The changes should fight the perception that the Selection Committee is composed of "typical politicos, doing 'traditional' University organizations, choosing their friends," Jobe said.

Rue said she hopes the new permanent members will encourage their diverse constituencies to apply for the Lawn.

Only 15 students from the general population will sit on the Selection Committee now, and they will be chosen by lottery rather than by application.

Only 26 students applied for the 25 spots on the committee last year, Rue said.

The statement of the Lawn's purpose, contained in the application for residence, also will change this year. It now says Lawn rooms exist to recognize students for service not just to the University but also to the larger community.

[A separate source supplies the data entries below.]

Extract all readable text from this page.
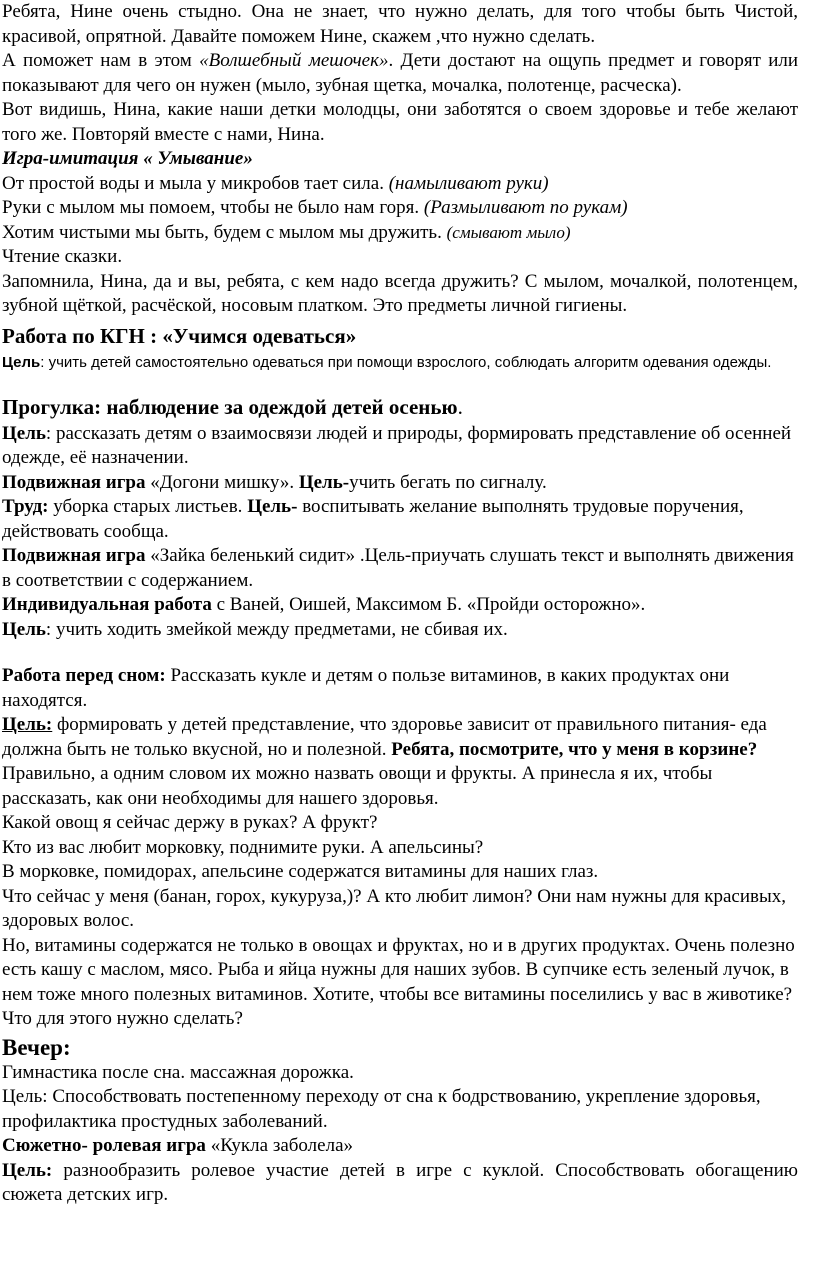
Ребята, Нине очень стыдно. Она не знает, что нужно делать, для того чтобы быть Чистой, красивой, опрятной. Давайте поможем Нине, скажем ,что нужно сделать.

А поможет нам в этом «Волшебный мешочек». Дети достают на ощупь предмет и говорят или показывают для чего он нужен (мыло, зубная щетка, мочалка, полотенце, расческа).

Вот видишь, Нина, какие наши детки молодцы, они заботятся о своем здоровье и тебе желают того же. Повторяй вместе с нами, Нина.

Игра-имитация « Умывание»

От простой воды и мыла у микробов тает сила. (намыливают руки)

Руки с мылом мы помоем, чтобы не было нам горя. (Размыливают по рукам)

Хотим чистыми мы быть, будем с мылом мы дружить. (смывают мыло)

Чтение сказки.

Запомнила, Нина, да и вы, ребята, с кем надо всегда дружить? С мылом, мочалкой, полотенцем, зубной щёткой, расчёской, носовым платком. Это предметы личной гигиены.

Работа по КГН : «Учимся одеваться»

Цель: учить детей самостоятельно одеваться при помощи взрослого, соблюдать алгоритм одевания одежды.

Прогулка: наблюдение за одеждой детей осенью.

Цель: рассказать детям о взаимосвязи людей и природы, формировать представление об осенней одежде, её назначении.

Подвижная игра «Догони мишку». Цель-учить бегать по сигналу.

Труд: уборка старых листьев. Цель- воспитывать желание выполнять трудовые поручения, действовать сообща.

Подвижная игра «Зайка беленький сидит» .Цель-приучать слушать текст и выполнять движения в соответствии с содержанием.

Индивидуальная работа с Ваней, Оишей, Максимом Б. «Пройди осторожно».

Цель: учить ходить змейкой между предметами, не сбивая их.

Работа перед сном: Рассказать кукле и детям о пользе витаминов, в каких продуктах они находятся.

Цель: формировать у детей представление, что здоровье зависит от правильного питания- еда должна быть не только вкусной, но и полезной. Ребята, посмотрите, что у меня в корзине?

Правильно, а одним словом их можно назвать овощи и фрукты. А принесла я их, чтобы рассказать, как они необходимы для нашего здоровья.

Какой овощ я сейчас держу в руках? А фрукт?

Кто из вас любит морковку, поднимите руки. А апельсины?

В морковке, помидорах, апельсине содержатся витамины для наших глаз.

Что сейчас у меня (банан, горох, кукуруза,)? А кто любит лимон? Они нам нужны для красивых, здоровых волос.

Но, витамины содержатся не только в овощах и фруктах, но и в других продуктах. Очень полезно есть кашу с маслом, мясо. Рыба и яйца нужны для наших зубов. В супчике есть зеленый лучок, в нем тоже много полезных витаминов. Хотите, чтобы все витамины поселились у вас в животике? Что для этого нужно сделать?

Вечер:

Гимнастика после сна. массажная дорожка.

Цель: Способствовать постепенному переходу от сна к бодрствованию, укрепление здоровья, профилактика простудных заболеваний.

Сюжетно- ролевая игра «Кукла заболела»

Цель: разнообразить ролевое участие детей в игре с куклой. Способствовать обогащению сюжета детских игр.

The essay on the Lawn application also will change in response to a perception that students "retire to the Lawn," Jobe said.

This year's essay question will ask about the applicant's most significant achievement or contribution as a University student and how the applicant intends to contribute to the University and the broader community in his or her fourth year.

This month the Organizing Committee will hold information sessions to fight the perception that the selection process is secretive, Rue said. The information sessions will be open to the general public.

Both Rue and Jobe said they see ideas about exclusivity or lack of diversity in the Lawn selections process as more myth than reality.

"If you look at the Lawn residents themselves, they are a pretty diverse group," Rue said.

Michele Morse, senior peer advisor for the Office of African-American Affairs and member of the organizing committee, disagreed.

Since minorities have been underrepresented on the Lawn Selection Organizing Committee, they also have been underrepresented on the Lawn itself, Morse said.

"When you're on the Lawn you don't see a lot of faces that represent all of the University," she said.

The perception that only students in certain organizations or circles can live on the Lawn does deter some students who don't fit those profiles from applying, Rue said.

Lampkin convened the Organizing Committee last April, just before a Council ad hoc committee was formed to address the Lawn selection process.

The ad hoc committee will continue to collect student opinions into next semester and report to the Organizing Committee what students think of the changes, she said.

The Organizing Committee considered other measures, such as selecting students to live on the Lawn based on a lottery system.

The Committee decided against that drastic change, but "if the student body feels strongly about that, we'd love to hear about it," Jobe said.